Nothing like welcoming the New Year with an explosion...
Nothing like welcoming the New Year with an explosion . . . or two or three . . . and I’m not thinking of the fireworks over the Times Square ball drop either!
I was out walking in the Michigan chill before sunrise early this week, mulling over the spate of non-stop headlines we’ve become accustomed to of late. And as I brooded over it all, two words came to mind. “Chronic”—because how else can you explain the incessant, seemingly interminable march of bad news that’s become our daily fare. And then alongside “chronic” popped the word “entropy”—a word scientists have tucked into the second law of thermodynamics to describe the gradual disintegration our universe experiences, slowly but surely degrading toward disorder. “Chronic entropy” then becomes the fitting description of life on the planet, incessantly marching toward disintegration, where in fact what is “new” (as in new year) becomes simply an accelerating degradation of the what is “old” (as in old year).
Not a very cheery notion for a brand new beginning, I’ll admit!
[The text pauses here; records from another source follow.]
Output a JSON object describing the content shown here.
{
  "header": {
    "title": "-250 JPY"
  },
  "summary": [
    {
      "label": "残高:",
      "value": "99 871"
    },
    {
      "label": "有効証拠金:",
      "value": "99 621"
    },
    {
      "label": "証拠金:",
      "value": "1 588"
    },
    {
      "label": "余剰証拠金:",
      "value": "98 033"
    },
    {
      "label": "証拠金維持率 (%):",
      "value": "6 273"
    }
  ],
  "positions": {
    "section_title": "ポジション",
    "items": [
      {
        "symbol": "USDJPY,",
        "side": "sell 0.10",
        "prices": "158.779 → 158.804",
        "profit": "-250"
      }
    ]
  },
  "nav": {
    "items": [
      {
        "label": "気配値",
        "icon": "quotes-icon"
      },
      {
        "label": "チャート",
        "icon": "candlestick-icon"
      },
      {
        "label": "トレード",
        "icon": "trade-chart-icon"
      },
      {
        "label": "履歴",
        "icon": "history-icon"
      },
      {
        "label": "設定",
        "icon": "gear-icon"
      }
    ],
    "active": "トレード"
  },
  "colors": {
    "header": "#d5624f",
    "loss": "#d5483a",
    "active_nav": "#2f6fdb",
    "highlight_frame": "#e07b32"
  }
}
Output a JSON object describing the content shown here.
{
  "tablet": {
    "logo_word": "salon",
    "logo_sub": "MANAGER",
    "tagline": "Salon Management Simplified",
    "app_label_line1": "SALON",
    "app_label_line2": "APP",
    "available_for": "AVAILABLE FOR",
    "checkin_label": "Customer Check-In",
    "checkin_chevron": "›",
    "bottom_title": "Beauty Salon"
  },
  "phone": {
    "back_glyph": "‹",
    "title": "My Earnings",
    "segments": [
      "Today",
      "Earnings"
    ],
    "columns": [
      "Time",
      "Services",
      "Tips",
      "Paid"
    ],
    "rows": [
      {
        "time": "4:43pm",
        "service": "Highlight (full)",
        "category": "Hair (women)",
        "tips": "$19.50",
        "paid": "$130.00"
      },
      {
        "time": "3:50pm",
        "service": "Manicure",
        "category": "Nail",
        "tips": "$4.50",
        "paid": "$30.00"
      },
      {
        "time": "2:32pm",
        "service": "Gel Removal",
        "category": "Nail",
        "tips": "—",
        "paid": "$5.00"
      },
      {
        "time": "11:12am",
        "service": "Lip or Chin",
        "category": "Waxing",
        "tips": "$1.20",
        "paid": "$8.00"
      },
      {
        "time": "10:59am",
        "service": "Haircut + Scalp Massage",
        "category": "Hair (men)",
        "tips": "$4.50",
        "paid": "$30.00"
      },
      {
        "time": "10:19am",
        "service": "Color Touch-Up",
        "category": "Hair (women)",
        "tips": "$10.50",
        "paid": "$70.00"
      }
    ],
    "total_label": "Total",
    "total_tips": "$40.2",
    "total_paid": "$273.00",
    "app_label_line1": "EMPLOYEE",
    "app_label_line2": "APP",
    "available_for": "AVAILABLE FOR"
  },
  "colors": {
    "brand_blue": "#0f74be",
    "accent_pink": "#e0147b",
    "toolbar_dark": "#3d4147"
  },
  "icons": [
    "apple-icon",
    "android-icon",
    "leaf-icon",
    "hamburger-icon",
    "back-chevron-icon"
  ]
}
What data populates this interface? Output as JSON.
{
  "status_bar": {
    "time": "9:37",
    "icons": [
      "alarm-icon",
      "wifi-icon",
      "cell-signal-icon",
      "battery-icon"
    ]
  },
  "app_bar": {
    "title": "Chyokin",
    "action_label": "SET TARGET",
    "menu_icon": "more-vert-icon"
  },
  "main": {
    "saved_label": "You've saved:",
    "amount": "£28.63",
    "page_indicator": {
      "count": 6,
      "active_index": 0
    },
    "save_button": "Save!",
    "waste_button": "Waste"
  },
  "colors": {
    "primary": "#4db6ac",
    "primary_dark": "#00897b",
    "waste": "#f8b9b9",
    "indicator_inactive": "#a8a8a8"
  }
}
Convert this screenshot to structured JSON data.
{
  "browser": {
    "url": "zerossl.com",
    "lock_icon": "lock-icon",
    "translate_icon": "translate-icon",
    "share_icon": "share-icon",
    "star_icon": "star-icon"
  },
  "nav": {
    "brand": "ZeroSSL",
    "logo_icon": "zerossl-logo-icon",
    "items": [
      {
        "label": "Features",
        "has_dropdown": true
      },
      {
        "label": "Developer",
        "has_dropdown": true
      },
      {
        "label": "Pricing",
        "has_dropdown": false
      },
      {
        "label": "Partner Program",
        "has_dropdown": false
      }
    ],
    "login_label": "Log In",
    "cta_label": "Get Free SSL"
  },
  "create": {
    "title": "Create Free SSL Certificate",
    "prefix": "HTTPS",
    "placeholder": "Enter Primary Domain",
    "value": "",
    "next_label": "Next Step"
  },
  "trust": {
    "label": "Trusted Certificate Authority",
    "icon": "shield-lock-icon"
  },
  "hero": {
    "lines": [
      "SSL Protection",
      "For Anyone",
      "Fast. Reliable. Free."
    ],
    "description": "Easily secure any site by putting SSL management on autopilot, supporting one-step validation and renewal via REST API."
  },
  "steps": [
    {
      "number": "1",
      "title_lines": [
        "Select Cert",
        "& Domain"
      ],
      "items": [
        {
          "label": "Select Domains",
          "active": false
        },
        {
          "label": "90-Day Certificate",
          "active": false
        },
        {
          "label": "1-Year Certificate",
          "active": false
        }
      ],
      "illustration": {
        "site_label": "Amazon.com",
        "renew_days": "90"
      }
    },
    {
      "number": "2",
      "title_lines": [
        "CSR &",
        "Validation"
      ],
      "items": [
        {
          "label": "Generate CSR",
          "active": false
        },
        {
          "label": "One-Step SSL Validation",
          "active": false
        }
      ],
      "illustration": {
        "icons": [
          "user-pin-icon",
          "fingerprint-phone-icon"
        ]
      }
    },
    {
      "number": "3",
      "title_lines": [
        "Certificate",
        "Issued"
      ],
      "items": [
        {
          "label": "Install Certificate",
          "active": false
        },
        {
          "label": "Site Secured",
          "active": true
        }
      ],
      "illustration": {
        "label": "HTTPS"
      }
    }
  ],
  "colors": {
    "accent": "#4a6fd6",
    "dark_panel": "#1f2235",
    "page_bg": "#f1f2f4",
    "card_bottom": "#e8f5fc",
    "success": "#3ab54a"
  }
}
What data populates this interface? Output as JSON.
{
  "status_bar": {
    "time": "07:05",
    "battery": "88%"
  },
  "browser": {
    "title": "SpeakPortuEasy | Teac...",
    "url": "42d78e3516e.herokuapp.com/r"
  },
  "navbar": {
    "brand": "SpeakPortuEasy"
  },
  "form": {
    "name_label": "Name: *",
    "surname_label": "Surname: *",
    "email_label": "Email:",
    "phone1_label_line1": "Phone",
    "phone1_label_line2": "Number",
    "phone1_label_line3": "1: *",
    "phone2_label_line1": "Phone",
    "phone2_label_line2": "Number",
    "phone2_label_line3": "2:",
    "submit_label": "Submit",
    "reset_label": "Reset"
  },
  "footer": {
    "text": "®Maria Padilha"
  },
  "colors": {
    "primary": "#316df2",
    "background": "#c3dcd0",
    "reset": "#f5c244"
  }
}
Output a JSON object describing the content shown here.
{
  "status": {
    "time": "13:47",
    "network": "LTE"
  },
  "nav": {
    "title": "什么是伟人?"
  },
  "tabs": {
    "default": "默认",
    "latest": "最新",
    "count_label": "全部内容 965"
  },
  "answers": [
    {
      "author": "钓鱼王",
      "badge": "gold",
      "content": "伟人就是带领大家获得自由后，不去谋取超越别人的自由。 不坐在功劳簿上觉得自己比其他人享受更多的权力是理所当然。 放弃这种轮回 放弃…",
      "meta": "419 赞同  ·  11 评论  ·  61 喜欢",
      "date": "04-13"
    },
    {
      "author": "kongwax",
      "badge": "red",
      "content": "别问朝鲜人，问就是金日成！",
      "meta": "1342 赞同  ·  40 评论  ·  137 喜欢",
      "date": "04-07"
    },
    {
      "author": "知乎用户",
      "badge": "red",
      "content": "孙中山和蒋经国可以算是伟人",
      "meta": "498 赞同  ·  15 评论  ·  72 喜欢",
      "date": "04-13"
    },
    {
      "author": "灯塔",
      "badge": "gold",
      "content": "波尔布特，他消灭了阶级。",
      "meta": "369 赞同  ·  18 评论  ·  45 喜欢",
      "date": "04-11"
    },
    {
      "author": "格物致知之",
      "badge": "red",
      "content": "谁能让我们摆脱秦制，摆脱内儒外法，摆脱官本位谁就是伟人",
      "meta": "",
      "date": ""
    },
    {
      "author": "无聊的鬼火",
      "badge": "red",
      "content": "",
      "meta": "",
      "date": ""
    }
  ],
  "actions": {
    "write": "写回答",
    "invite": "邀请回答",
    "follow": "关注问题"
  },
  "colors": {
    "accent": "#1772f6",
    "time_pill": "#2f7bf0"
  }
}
Which is why along with the couplet “chronic entropy” we must add the couplet “blessed hope.” Because if I read the apocalyptic portions of Holy Scripture correctly (Matthew 24, Mark 13 and Luke 21 along with Daniel and Revelation), the chronic entropy that all of them describe is but the harbinger of the second advent of Christ and the eventual restoration of an entire cosmos previously destined for disintegration. That means that even our New Year headlines—Israel and the Hamas at war, Iraq, Afghanistan, Pakistan and India, North Korea, the still falling U.S. economy, the disintegrating global economy, the chronic entropy of nature/ecology, the moral entropy of the human race—are in themselves a quiet assurance that the “baddest” news 2009 can bring us is but the predicted harbinger of the greatest news of all—the return of our Creator-Savior. No wonder the Bible calls it the blessed hope!
And no wonder Jesus called our generation to such buoyant confidence: “‘So when all these things begin to happen, stand straight and look up, for your salvation is near!’” (Luke 21:28 NLT).